Our next stop was 359 Canal Street. When Maciunas returned to the United States, after living in Europe and before establishing 80 Wooster Street he lived at 359 Canal Street. 359 Canal Street, was also where Dick Higgins had his studio and where Yoko Ono and John Lennon lived. Maciunas organized in the storefront of 359 Canal Street organized Saturday night gatherings (Knowles). The performance “Two Inches” was preformed by Alison Knowles and Ben Vautier; it required them to take a roll of ribbon two inches wide and stretch it across the street raising it from either side to stop traffic. On April 25, 1964, Solo for Violin, Viola, Cello, or Contrabass, was performed by George Brecht at 359 Canal Street. For my project 359 Canal Street appears to be a significant address to focus on.
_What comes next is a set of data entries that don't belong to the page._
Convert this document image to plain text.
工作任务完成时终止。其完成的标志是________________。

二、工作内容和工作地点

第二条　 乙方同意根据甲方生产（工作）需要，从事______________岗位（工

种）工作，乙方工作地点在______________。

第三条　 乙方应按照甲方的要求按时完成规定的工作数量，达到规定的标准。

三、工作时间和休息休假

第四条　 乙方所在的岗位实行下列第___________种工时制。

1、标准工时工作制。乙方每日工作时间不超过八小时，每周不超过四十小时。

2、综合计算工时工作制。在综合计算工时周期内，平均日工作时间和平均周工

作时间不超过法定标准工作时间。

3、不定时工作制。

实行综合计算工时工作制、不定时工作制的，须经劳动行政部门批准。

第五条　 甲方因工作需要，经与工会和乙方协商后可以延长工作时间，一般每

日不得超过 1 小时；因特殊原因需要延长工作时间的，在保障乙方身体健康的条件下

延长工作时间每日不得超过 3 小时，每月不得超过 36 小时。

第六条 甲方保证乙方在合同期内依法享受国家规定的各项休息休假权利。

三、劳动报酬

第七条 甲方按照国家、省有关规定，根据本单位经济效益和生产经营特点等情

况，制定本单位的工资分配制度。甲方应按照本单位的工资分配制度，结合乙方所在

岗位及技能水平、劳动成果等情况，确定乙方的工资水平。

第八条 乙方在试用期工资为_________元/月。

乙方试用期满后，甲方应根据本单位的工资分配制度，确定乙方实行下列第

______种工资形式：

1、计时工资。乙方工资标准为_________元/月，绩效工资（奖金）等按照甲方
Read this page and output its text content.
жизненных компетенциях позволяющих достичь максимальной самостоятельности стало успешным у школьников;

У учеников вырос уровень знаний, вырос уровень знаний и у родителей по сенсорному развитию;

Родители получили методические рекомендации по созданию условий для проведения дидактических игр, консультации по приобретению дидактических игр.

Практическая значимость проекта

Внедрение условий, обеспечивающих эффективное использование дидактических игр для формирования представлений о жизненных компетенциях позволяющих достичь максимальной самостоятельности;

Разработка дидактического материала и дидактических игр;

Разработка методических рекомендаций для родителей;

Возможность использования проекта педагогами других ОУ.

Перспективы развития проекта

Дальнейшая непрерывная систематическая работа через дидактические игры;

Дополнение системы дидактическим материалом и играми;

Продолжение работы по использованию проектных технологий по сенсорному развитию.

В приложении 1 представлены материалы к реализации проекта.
Due to the large crowd and the lack of time, my tour was more enjoyable then educational. I learned a handful of new things about SoHo, but much of what they discussed was in their book (which I had already read). Having the opportunity to meet Bernstein and Shapiro, was quite enjoyable. At this point, I have done a significant amount of research, and found many of the first settlers of SoHo and the Lower Eastside are eager to talk candidly about their early experiences. Information about the community is available in books, articles, papers, videos, interviews, walking tours and lectures. I have yet to find information about my project which is restricted. At the time, the community operated in an anarchic fashion, where there was no hierarchy; which is possibly why information regarding the community is so easily availably and why everything has been extensively documented. Following my tour, I took all of the addresses we visited and double checked all of the facts, either from Bernstein and Shapiro’s book or other sources. I did find they did lay out a good map, and provided a good set of bones for my project.

Now that I have collected the addresses I would like to include for my project, and have a better understanding of my territory I now am in the process of collecting information for those addresses. I have decided to focus on SoHo, but will map points outside of SoHo which are deemed significant to my project. For example, I would like to include Alanna Heiss’ Clock Tower Gallery in Tribeca, or her Brooklyn Bridge Show. Mapping nearly two hundred addresses, is short of impossible. I will map as many as I can, but will use text, images and documents only on locations which strongly support my argument.

 

Work Cited:

Bernstein, Royslyn, and Shael Shapiro. Illegal Living. Vilnius: Jono Mekas Foundation, 2010. Print.

Miller, Michael. “Clock Stopper: Paula Cooper Opened the First Art Gallery in SoHo and Hasn’t Slowed Down Since.” New York Observer 09/11. n. pag. Web. 24 Oct. 2011. <http://www.observer.com/2011/09/clock-stopper-paula-cooper-opened-t…-first-art-gallery-in-soho-and-hasnt-slowed-down-since/?show=print>.

One comment

  1. Hi, Danielle. Sounds like a great tour! I’m glad you enjoyed it!

    Yes, mapping 200 addresses does sound impossible — and it’s probably not the best strategy. Rather than attempting to recover *all* the territory covered by these existing Fluxus publications, why not carve out a new niche for yourself? Why not focus on just a few sites, and add in some new contextual info (the kind of urban context the New Museum’s map relegates to the “about” page, rather than placing directly on the map) to write a *new* story? I think providing a new context for a more delimited territory will be a more feasible undertaking an exhaustive plotting of Fluxus spatial history.